Prioritize native Procore or Autodesk integration so compliance data stays inside your PM stack. Check whether subcontractors pay to register, because fees shrink bidder pools and inflate bids. Confirm the platform covers COIs, W9s, and licenses in a single workflow rather than requiring a second tool.
Is Billy better than Jones for vendor prequalification?
Jones handles COI compliance only and recommends pairing with Bespoke COMPASS for full prequalification. Billy covers COI tracking and prequalification natively in one platform, which eliminates the need to manage two vendors and two integrations.
Is Billy better than Avetta for construction prequalification?
Avetta charges subcontractors $450–$900/year to register; Billy is always free for subs. Avetta was built for global supply chains in oil and gas, not commercial construction GCs. The review gap is stark: Avetta sits at 1.6/5 on Capterra (59 reviews) versus Billy at 4.7–4.8/5.
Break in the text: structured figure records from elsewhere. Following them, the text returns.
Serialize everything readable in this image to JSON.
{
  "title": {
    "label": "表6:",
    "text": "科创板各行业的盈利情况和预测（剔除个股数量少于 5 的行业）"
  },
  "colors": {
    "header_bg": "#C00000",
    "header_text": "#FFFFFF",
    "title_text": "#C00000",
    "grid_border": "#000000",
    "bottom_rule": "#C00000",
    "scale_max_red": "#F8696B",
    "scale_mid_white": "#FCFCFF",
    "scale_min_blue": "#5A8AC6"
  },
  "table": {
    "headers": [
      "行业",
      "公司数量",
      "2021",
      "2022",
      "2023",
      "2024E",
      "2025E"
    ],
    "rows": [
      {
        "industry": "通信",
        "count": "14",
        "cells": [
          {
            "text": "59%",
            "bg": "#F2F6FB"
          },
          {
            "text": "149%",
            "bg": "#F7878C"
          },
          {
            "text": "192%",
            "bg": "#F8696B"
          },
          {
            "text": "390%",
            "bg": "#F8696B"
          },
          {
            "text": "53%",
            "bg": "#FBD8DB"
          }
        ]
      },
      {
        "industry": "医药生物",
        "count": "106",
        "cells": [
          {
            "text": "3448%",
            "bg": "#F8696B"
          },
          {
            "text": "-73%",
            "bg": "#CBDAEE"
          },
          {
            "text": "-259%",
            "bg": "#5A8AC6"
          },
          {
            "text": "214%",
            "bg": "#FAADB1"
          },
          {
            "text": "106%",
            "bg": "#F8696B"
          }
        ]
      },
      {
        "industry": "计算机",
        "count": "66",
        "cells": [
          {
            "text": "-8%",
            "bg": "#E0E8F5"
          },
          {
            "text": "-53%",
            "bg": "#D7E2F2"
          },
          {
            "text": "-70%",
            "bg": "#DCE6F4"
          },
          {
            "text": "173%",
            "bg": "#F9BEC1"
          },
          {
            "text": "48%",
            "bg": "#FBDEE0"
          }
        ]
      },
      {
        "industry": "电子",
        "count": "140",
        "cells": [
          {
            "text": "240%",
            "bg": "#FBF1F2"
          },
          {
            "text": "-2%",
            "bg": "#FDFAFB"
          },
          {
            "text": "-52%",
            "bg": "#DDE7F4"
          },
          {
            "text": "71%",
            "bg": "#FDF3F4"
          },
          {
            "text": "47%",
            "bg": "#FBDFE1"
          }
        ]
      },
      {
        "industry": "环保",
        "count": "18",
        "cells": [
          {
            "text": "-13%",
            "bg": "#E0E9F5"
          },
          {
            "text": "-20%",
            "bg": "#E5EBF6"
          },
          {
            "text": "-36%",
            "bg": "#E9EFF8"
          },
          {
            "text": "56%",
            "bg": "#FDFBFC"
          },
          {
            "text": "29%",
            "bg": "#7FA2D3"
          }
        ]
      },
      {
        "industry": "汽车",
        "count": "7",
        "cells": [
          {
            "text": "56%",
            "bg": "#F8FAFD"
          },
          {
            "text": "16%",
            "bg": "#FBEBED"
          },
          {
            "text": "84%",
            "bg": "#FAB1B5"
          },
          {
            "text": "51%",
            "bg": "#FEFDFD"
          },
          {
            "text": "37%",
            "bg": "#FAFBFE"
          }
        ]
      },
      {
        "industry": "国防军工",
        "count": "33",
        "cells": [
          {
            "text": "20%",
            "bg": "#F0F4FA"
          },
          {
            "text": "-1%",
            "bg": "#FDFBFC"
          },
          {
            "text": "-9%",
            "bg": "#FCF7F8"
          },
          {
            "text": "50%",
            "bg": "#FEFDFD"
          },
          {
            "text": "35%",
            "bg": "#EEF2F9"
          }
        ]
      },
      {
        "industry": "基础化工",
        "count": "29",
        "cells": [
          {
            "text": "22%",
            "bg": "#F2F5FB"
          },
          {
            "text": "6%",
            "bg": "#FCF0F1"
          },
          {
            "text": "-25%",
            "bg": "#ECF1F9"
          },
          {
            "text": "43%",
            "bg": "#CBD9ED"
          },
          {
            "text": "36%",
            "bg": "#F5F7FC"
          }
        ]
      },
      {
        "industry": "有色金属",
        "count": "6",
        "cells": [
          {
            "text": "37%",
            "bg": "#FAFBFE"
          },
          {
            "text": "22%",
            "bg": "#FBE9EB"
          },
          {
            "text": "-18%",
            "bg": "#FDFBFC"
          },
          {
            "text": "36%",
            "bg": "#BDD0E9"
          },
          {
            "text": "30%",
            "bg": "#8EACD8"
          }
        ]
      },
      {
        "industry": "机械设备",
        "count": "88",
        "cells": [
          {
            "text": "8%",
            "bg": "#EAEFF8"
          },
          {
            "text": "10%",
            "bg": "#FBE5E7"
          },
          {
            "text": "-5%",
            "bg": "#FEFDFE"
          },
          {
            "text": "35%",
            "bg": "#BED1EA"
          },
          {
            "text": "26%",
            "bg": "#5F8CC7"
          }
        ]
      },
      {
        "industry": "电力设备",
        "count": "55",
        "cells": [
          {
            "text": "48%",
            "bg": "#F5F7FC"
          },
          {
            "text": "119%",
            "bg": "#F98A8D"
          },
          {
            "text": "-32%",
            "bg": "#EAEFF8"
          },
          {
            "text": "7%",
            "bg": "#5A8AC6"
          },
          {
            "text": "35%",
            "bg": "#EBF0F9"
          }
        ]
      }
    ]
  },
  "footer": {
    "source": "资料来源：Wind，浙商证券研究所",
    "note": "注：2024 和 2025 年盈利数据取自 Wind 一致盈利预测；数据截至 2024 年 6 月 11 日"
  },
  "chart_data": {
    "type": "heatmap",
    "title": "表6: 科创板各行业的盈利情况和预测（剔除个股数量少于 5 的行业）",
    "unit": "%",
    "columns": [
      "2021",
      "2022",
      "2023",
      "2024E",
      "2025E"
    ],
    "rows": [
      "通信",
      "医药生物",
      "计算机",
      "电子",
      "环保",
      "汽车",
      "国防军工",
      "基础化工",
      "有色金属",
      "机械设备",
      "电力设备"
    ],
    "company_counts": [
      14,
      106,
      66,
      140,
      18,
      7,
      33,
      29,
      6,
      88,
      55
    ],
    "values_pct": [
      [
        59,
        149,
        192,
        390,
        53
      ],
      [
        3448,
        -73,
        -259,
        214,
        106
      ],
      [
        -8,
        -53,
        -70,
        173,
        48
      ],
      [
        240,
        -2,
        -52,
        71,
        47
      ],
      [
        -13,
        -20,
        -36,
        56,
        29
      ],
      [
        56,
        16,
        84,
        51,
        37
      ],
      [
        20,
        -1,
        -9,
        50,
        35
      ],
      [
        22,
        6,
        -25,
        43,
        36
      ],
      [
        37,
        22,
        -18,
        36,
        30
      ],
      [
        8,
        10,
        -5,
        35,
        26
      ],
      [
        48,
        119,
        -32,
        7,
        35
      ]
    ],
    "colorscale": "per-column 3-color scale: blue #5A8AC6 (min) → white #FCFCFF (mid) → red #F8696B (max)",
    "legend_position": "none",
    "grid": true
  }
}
How does vendor prequalification relate to COI tracking?
COI tracking is one component of a full prequalification workflow. Full prequalification also covers W9s, licenses, safety records, and financial checks. Billy combines both in one platform with a single sub-facing submission flow.
How quickly can I see results with vendor prequalification software?
Sub submission takes about 15 minutes versus days with legacy portals. Automated reminders reduce manual follow-up starting on day one, and Procore or Autodesk integration means PMs see compliance status immediately without switching systems.
What is the difference between self-service and managed COI tracking?
Self-service means your team handles endorsement review and vendor follow-up using OCR, templates, and automation. Managed (AI + human) means Billy handles extraction, screening, and complex endorsements. Self-service starts at $3–$10/vendor/year. Managed runs $10–$30.
What are the best alternatives to ISNetworld for construction?
ISNetworld charges subs $875+/year, which shrinks bidder pools and inflates bids. Billy is free for subs, built for commercial construction, and integrates natively with Procore and Autodesk. Jones and myCOI are other alternatives, though Jones lacks full prequalification and myCOI lacks construction-native depth.